Guest v. Leis, 255 F.3d 325 (6th Cir. 2001) (full-text).

Factual Background[]

Upon multiple complaints, two electronic bulletin board systems were seized by the Hamilton County Sheriff Department and investigated for online obscenity. More than hundred images were downloaded from the bulletin boards and presented to the municipal court judge, who determined many of them were obscene. A search warrant was issued which authorized the search and seizure of computer hardware, software, financial and computer records.

Users of the system filed a class action lawsuit alleging violations of the First and Fourth Amendments, the Electronic Communications Privacy Act (ECPA), and the Privacy Protection Act (PPA).

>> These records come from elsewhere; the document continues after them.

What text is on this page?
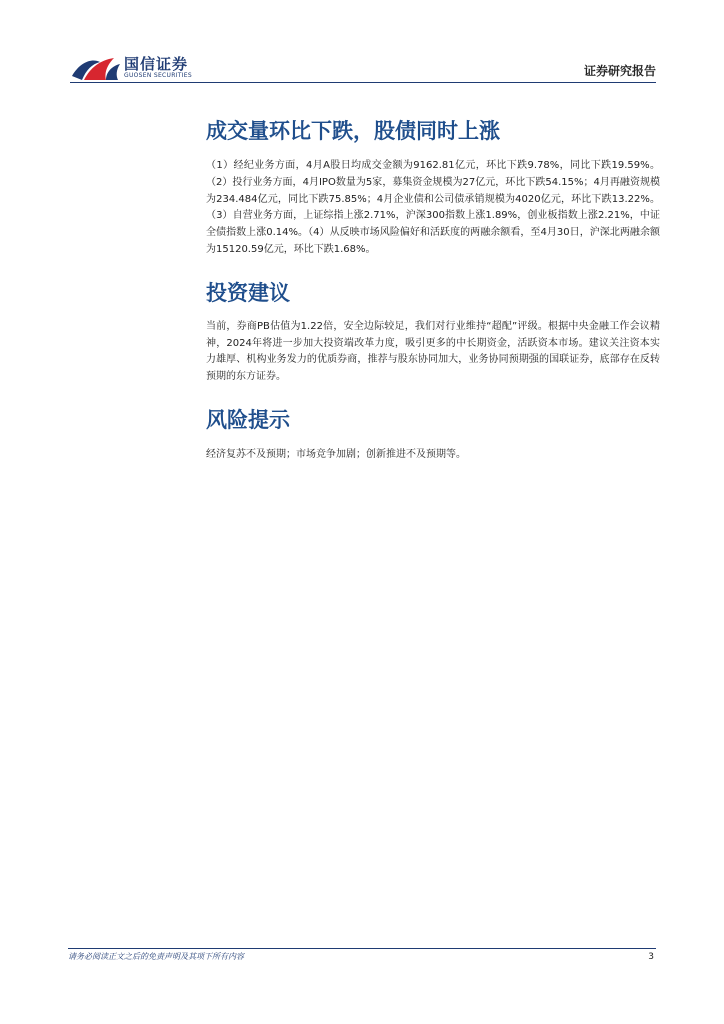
国信证券
GUOSEN SECURITIES	证券研究报告
成交量环比下跌，股债同时上涨

（1）经纪业务方面，4月A股日均成交金额为9162.81亿元，环比下跌9.78%，同比下跌19.59%。（2）投行业务方面，4月IPO数量为5家，募集资金规模为27亿元，环比下跌54.15%；4月再融资规模为234.484亿元，同比下跌75.85%；4月企业债和公司债承销规模为4020亿元，环比下跌13.22%。（3）自营业务方面，上证综指上涨2.71%，沪深300指数上涨1.89%，创业板指数上涨2.21%，中证全债指数上涨0.14%。（4）从反映市场风险偏好和活跃度的两融余额看，至4月30日，沪深北两融余额为15120.59亿元，环比下跌1.68%。

投资建议

当前，券商PB估值为1.22倍，安全边际较足，我们对行业维持“超配”评级。根据中央金融工作会议精神，2024年将进一步加大投资端改革力度，吸引更多的中长期资金，活跃资本市场。建议关注资本实力雄厚、机构业务发力的优质券商，推荐与股东协同加大，业务协同预期强的国联证券，底部存在反转预期的东方证券。

风险提示

经济复苏不及预期；市场竞争加剧；创新推进不及预期等。

请务必阅读正文之后的免责声明及其项下所有内容	3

The magistrate judge issued a report with recommendation to grant the defendants' motion for summary judgment on the ECPA, Fourth Amendment, and other constitutional claims, and grant qualified immunity to the individual defendants on the Fourth Amendment. The district court adopted the recommendation. Plaintiffs appealed.

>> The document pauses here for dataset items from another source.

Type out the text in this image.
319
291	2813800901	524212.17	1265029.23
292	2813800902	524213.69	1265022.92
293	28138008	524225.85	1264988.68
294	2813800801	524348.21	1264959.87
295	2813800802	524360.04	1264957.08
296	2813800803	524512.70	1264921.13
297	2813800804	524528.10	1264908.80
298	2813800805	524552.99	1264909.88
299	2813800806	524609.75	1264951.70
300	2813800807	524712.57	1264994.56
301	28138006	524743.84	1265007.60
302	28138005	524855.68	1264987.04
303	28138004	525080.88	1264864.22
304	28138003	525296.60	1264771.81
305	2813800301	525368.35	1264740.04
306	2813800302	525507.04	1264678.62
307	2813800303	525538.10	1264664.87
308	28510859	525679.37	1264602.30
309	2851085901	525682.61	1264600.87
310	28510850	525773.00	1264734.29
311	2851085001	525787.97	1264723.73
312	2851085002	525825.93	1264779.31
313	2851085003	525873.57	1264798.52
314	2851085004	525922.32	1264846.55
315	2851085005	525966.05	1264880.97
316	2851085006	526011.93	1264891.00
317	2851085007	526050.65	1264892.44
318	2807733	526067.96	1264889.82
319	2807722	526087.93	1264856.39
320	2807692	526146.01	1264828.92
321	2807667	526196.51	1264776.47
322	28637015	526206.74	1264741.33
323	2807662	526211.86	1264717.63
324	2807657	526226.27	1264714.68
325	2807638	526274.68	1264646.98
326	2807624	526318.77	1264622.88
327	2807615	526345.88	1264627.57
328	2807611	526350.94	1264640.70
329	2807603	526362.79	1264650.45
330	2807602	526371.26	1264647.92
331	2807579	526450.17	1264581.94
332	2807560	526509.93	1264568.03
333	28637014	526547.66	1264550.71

Appellate Court Proceedings[]

Plaintiff's First Amendment claims asserted that investigators exceeded the scope of their warrant, and did not state probable cause for seizing e-mail and subscriber information from the bulletin board system. The Sixth Circuit held that although there were some technical violations of the state law because the local officer and police left before the Hamilton County Regional Electronic Computer Intelligence Task Force (RECI)'s actual seizure of computer equipment occurred, the violation did not render the search and seizure unreasonable in constitutional terms.

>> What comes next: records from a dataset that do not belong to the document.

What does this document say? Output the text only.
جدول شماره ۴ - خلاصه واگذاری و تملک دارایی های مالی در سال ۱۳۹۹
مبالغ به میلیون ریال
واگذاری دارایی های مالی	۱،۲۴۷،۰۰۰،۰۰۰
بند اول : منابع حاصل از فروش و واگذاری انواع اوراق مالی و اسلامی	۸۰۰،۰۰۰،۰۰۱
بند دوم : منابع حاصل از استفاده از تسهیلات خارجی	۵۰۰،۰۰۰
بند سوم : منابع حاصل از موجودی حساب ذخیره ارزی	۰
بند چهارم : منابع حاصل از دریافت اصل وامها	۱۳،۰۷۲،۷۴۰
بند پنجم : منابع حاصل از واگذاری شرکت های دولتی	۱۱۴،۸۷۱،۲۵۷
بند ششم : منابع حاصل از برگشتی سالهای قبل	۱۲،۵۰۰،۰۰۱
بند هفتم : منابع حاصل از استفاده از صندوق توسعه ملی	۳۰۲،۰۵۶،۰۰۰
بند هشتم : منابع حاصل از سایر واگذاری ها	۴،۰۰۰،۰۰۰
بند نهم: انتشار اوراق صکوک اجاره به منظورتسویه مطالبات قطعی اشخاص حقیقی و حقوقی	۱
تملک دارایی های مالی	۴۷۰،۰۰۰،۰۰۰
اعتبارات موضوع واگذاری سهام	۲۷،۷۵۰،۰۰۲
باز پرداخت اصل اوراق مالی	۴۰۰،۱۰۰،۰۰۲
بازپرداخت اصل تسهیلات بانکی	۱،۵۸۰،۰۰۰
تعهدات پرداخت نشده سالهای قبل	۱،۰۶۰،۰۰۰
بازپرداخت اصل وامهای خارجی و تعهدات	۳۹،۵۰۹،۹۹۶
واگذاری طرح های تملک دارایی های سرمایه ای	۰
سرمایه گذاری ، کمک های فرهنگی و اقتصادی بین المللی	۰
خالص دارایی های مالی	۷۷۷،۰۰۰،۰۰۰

Further, the court held that the users lacked a legitimate expectation of privacy in the materials intended for publication or publicly posted. The court noted that even though there were some communications on the computers that was not related to the offenses, the seizure did not become invalid. Technical difficulties did not allow the officers to separate the relevant files from unrelated files and this did not make the seizure of the computers, including their contents, unreasonable under the Fourth Amendment.

Further, the plaintiffs contented that the seizure was in violation of the Fourth Amendment protection because of the access to the subscribers' information. The court held that subscribers did not have a legitimate expectation of privacy under the Fourth Amendment because they revealed that information to a third person, the system operator.

The plaintiffs further alleged violation of their First Amendment protection because the seizure of the bulletin boards was a restraint on their free speech. However, the court held that there is no absolute immunity under the First Amendment for obscene material and police was permitted to seize the evidence of a crime pursuant to a valid warrant and prior determination of obscenity by a magistrate.

Plaintiffs then allege violation of the Electronic Communications Privacy Act of 1986 (ECPA) for accessing stored communications and subscriber information. Subsection (a) of the ECPA provides "the government may have access to the contents of electronic communications that have been stored 180 days or less only by using a warrant." The government may have access to information that has been stored for more than 180 days only if there is a warrant, subpoena or court order. Further, subscriber information may be provided to the government only upon a warrant, subpoena or a court order. The court held that there were no violations of the ECPA since the officials had a valid warrant.

The court found no violations of the Privacy Protection Act which prohibits the government from seizing work product materials — materials to be communicated to the public and contain the authors' impressions, opinions, conclusions, or theories. The court held that the officials avoid the Act's constraints when the author is "a criminal suspect, rather than an innocent third party." The court noted that the obscene images would not qualify as work product and only some materials seized were potentially protected under the Act. It held that "when protected materials are commingled on a criminal suspect's computer with criminal evidence that is unprotected . . . we will not find liability under the PPA for the seizure of the PPA protected materials."

The judgment of the district court was affirmed.